Puddles of radioactive water were discovered by TEPCO workers near an inland tank Monday, prompting further investigation. It was soon discovered that a 1,000-ton capacity steel storage tank was missing some 300 tons of highly radioactive water. According to reports, the water contains levels of radioactive cesium and strontium that are hundreds of times higher than legal safety limits.
Officials from TEPCO have said they believe the leak did originate from the tank, but are still uncertain how or where in particular the leak occurred. The incident has sparked particular concern because four other storage tanks with the same design have also experienced leaks over the past year, the Associated Press reported.
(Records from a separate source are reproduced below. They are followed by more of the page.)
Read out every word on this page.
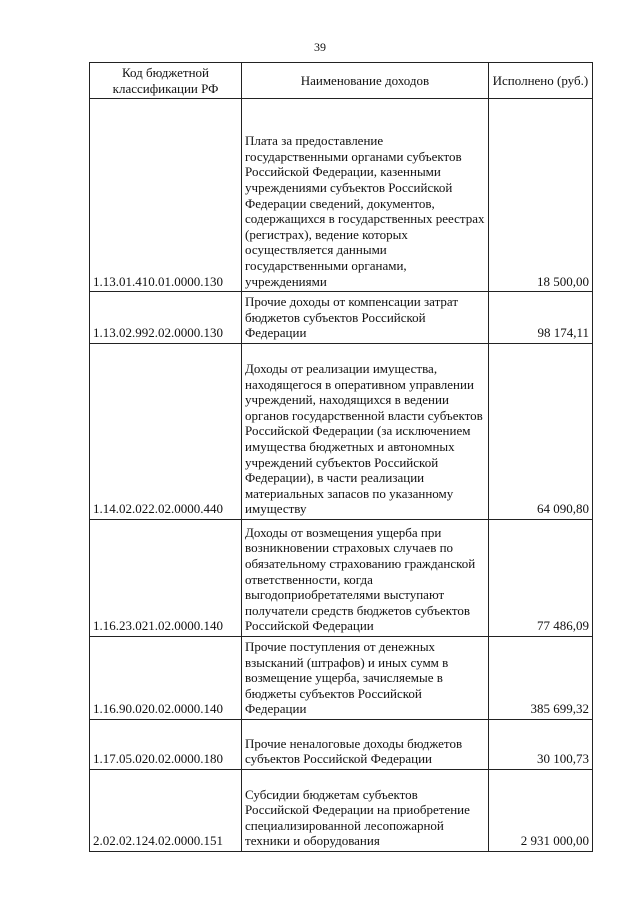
39
Код бюджетной классификации РФ	Наименование доходов	Исполнено (руб.)
1.13.01.410.01.0000.130	Плата за предоставление государственными органами субъектов Российской Федерации, казенными учреждениями субъектов Российской Федерации сведений, документов, содержащихся в государственных реестрах (регистрах), ведение которых осуществляется данными государственными органами, учреждениями	18 500,00
1.13.02.992.02.0000.130	Прочие доходы от компенсации затрат бюджетов субъектов Российской Федерации	98 174,11
1.14.02.022.02.0000.440	Доходы от реализации имущества, находящегося в оперативном управлении учреждений, находящихся в ведении органов государственной власти субъектов Российской Федерации (за исключением имущества бюджетных и автономных учреждений субъектов Российской Федерации), в части реализации материальных запасов по указанному имуществу	64 090,80
1.16.23.021.02.0000.140	Доходы от возмещения ущерба при возникновении страховых случаев по обязательному страхованию гражданской ответственности, когда выгодоприобретателями выступают получатели средств бюджетов субъектов Российской Федерации	77 486,09
1.16.90.020.02.0000.140	Прочие поступления от денежных взысканий (штрафов) и иных сумм в возмещение ущерба, зачисляемые в бюджеты субъектов Российской Федерации	385 699,32
1.17.05.020.02.0000.180	Прочие неналоговые доходы бюджетов субъектов Российской Федерации	30 100,73
2.02.02.124.02.0000.151	Субсидии бюджетам субъектов Российской Федерации на приобретение специализированной лесопожарной техники и оборудования	2 931 000,00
The seriousness of the leak has also prompted Japan’s nuclear regulators to declare a radiological release incident for the first time since 2011, when a high level earthquake and subsequent tsunami resulted in a nuclear meltdown at the Fukushima complex.
TEPCO has said the leak is mostly likely ongoing and has set its focus on stemming any further spread of the contamination. Workers have been placing sandbags around the tank vessel in an attempt to stave off the water leak as the region braces for heavy rainfall.